Features of achalasia depicted at barium study under fluoroscopic guidance include the following:
According to Schima and coworkers, approximately 90% of patients undergoing barium swallow examination for suspected achalasia have some esophageal dilation and a classic bird beak deformity (Schima, 1992).
A recent study from El-Takli and colleagues (2006) contradicts this claim. These investigators reviewed the barium-contrast radiographs of 51 patients with manometrically diagnosed achalasia. In only 58% of these studies was achalasia mentioned as a diagnostic possibility by the interpreting radiologist. The radiographs were then provided to an expert gastrointestinal radiologist, mixed in with normal control studies. This expert determined that typical radiological features of achalasia were absent in 50% of the studies performed on achalasia patients. The authors concluded that barium-contrast radiography is not sensitive for the diagnosis of achalasia, frequently due to the lack of characteristic and detectable radiologic features.
Kostic and coinvestigators (2005) published preliminary data on timed barium esophagograms in patients with achalasia and in normal controls. Subjects were fasted and then given 250 mL of low-density barium sulfate suspension orally. Radiographs were made 1, 2, and 5 minutes after the start of barium administration. The height and width of the barium column and the rate of change over time were recorded. The study was repeated in all subjects after an approximate 1-week interval. The controls uniformly achieved complete esophageal emptying within 2 minutes. The height and width of the barium column and the rate of esophageal emptying were all markedly abnormal in the achalasia patients. The static data were very reproducible between studies, but the functional (esophageal emptying) data were not, with a coefficient of correlation of only 0.50. The authors concluded that further studies were necessary before clinical usefulness of the timed barium esophagograms could be confirmed.
Degree of Confidence: Chest radiographic findings have low sensitivity and specificity for the diagnosis of achalasia. If suspected, achalasia should be confirmed with other radiologic examinations, such as barium swallow study under fluoroscopy, and with upper gastrointestinal endoscopy and manometry.

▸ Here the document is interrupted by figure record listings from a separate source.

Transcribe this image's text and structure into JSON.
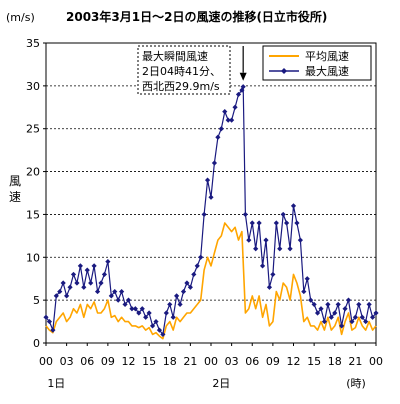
{
  "chart_data": {
    "type": "line",
    "title": "2003年3月1日～2日の風速の推移(日立市役所)",
    "unit_label": "(m/s)",
    "ylabel": "風速",
    "xlabel_unit": "(時)",
    "ylim": [
      0,
      35
    ],
    "yticks": [
      0,
      5,
      10,
      15,
      20,
      25,
      30,
      35
    ],
    "grid": "horizontal dashed",
    "legend_position": "top-right",
    "x_hours_range": [
      0,
      48
    ],
    "xticks": [
      "00",
      "03",
      "06",
      "09",
      "12",
      "15",
      "18",
      "21",
      "00",
      "03",
      "06",
      "09",
      "12",
      "15",
      "18",
      "21",
      "00"
    ],
    "day_labels": [
      {
        "label": "1日",
        "hour": 1.5
      },
      {
        "label": "2日",
        "hour": 25.5
      }
    ],
    "annotation": {
      "lines": [
        "最大瞬間風速",
        "2日04時41分、",
        "西北西29.9m/s"
      ],
      "x": 28.68,
      "y": 29.9
    },
    "series": [
      {
        "name": "平均風速",
        "color": "#FFA500",
        "x": [
          0,
          0.5,
          1,
          1.5,
          2,
          2.5,
          3,
          3.5,
          4,
          4.5,
          5,
          5.5,
          6,
          6.5,
          7,
          7.5,
          8,
          8.5,
          9,
          9.5,
          10,
          10.5,
          11,
          11.5,
          12,
          12.5,
          13,
          13.5,
          14,
          14.5,
          15,
          15.5,
          16,
          16.5,
          17,
          17.5,
          18,
          18.5,
          19,
          19.5,
          20,
          20.5,
          21,
          21.5,
          22,
          22.5,
          23,
          23.5,
          24,
          24.5,
          25,
          25.5,
          26,
          26.5,
          27,
          27.5,
          28,
          28.5,
          29,
          29.5,
          30,
          30.5,
          31,
          31.5,
          32,
          32.5,
          33,
          33.5,
          34,
          34.5,
          35,
          35.5,
          36,
          36.5,
          37,
          37.5,
          38,
          38.5,
          39,
          39.5,
          40,
          40.5,
          41,
          41.5,
          42,
          42.5,
          43,
          43.5,
          44,
          44.5,
          45,
          45.5,
          46,
          46.5,
          47,
          47.5,
          48
        ],
        "values": [
          2.0,
          1.5,
          1.2,
          2.5,
          3.0,
          3.5,
          2.5,
          3.0,
          4.0,
          3.5,
          4.5,
          3.0,
          4.5,
          4.0,
          4.8,
          3.5,
          3.5,
          4.0,
          5.0,
          3.0,
          3.2,
          2.5,
          3.0,
          2.5,
          2.5,
          2.0,
          2.0,
          1.8,
          2.0,
          1.5,
          1.8,
          1.0,
          1.2,
          0.8,
          0.5,
          2.0,
          2.5,
          1.5,
          3.0,
          2.5,
          3.0,
          3.5,
          3.5,
          4.0,
          4.5,
          5.0,
          8.5,
          10.0,
          9.0,
          10.5,
          12.0,
          12.5,
          14.0,
          13.5,
          13.0,
          13.5,
          12.0,
          13.0,
          3.5,
          4.0,
          5.5,
          4.0,
          5.5,
          3.0,
          4.5,
          2.0,
          2.5,
          6.0,
          5.0,
          7.0,
          6.5,
          5.0,
          8.0,
          7.0,
          5.5,
          2.5,
          3.0,
          2.0,
          2.0,
          1.5,
          2.5,
          1.5,
          3.0,
          1.5,
          2.0,
          3.0,
          1.0,
          2.5,
          3.5,
          1.5,
          1.8,
          3.0,
          2.0,
          1.5,
          2.5,
          1.5,
          2.0
        ]
      },
      {
        "name": "最大風速",
        "color": "#1A1A80",
        "x": [
          0,
          0.5,
          1,
          1.5,
          2,
          2.5,
          3,
          3.5,
          4,
          4.5,
          5,
          5.5,
          6,
          6.5,
          7,
          7.5,
          8,
          8.5,
          9,
          9.5,
          10,
          10.5,
          11,
          11.5,
          12,
          12.5,
          13,
          13.5,
          14,
          14.5,
          15,
          15.5,
          16,
          16.5,
          17,
          17.5,
          18,
          18.5,
          19,
          19.5,
          20,
          20.5,
          21,
          21.5,
          22,
          22.5,
          23,
          23.5,
          24,
          24.5,
          25,
          25.5,
          26,
          26.5,
          27,
          27.5,
          28,
          28.5,
          28.68,
          29,
          29.5,
          30,
          30.5,
          31,
          31.5,
          32,
          32.5,
          33,
          33.5,
          34,
          34.5,
          35,
          35.5,
          36,
          36.5,
          37,
          37.5,
          38,
          38.5,
          39,
          39.5,
          40,
          40.5,
          41,
          41.5,
          42,
          42.5,
          43,
          43.5,
          44,
          44.5,
          45,
          45.5,
          46,
          46.5,
          47,
          47.5,
          48
        ],
        "values": [
          3.0,
          2.5,
          1.5,
          5.5,
          6.0,
          7.0,
          5.5,
          6.5,
          8.0,
          7.0,
          9.0,
          6.5,
          8.5,
          7.0,
          9.0,
          6.0,
          7.0,
          8.0,
          9.5,
          5.5,
          6.0,
          5.0,
          6.0,
          4.5,
          5.0,
          4.0,
          4.0,
          3.5,
          4.0,
          3.0,
          3.5,
          2.0,
          2.5,
          1.5,
          1.0,
          3.5,
          4.5,
          3.0,
          5.5,
          4.5,
          6.0,
          7.0,
          6.5,
          8.0,
          9.0,
          10.0,
          15.0,
          19.0,
          17.0,
          21.0,
          24.0,
          25.0,
          27.0,
          26.0,
          26.0,
          27.5,
          29.0,
          29.5,
          29.9,
          15.0,
          12.0,
          14.0,
          11.0,
          14.0,
          9.0,
          12.0,
          6.5,
          8.0,
          14.0,
          11.0,
          15.0,
          14.0,
          11.0,
          16.0,
          14.0,
          12.0,
          6.0,
          7.5,
          5.0,
          4.5,
          3.5,
          4.0,
          2.5,
          4.5,
          3.0,
          3.5,
          4.5,
          2.0,
          4.0,
          5.0,
          2.5,
          3.0,
          4.5,
          3.0,
          2.5,
          4.5,
          3.0,
          3.5
        ]
      }
    ]
  }
}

False Positives/Negatives: No normal variants exist; however, several disease processes can mimic achalasia on chest radiographs or barium swallow studies. These include colon adenocarcinoma, esophageal carcinoma, gastric carcinoma, non–small cell lung cancer, thoracic scleroderma, amyloidosis, Chagas disease, collagen-vascular disease, and lymphoma.
According to Gockel and colleagues (2005), pseudoachalasia, caused by carcinomas and other disease processes or iatrogenic conditions involving the cardia and gastroesophageal junction, may be difficult to differentiate from achalasia. Pseudoachalasia may be indistinguishable from achalasia when conventional endoscopic, manometric, and radiologic diagnostic means are used. In their report, they described that pseudoachalasia was caused by primary malignancies in 53.9%, secondary malignancies in 14.9%, and benign lesions in 12.6% of the 264 cases in the series. The remainder of the cases (11.9%) were due to sequelae of operations involving the distal esophagus or proximal stomach.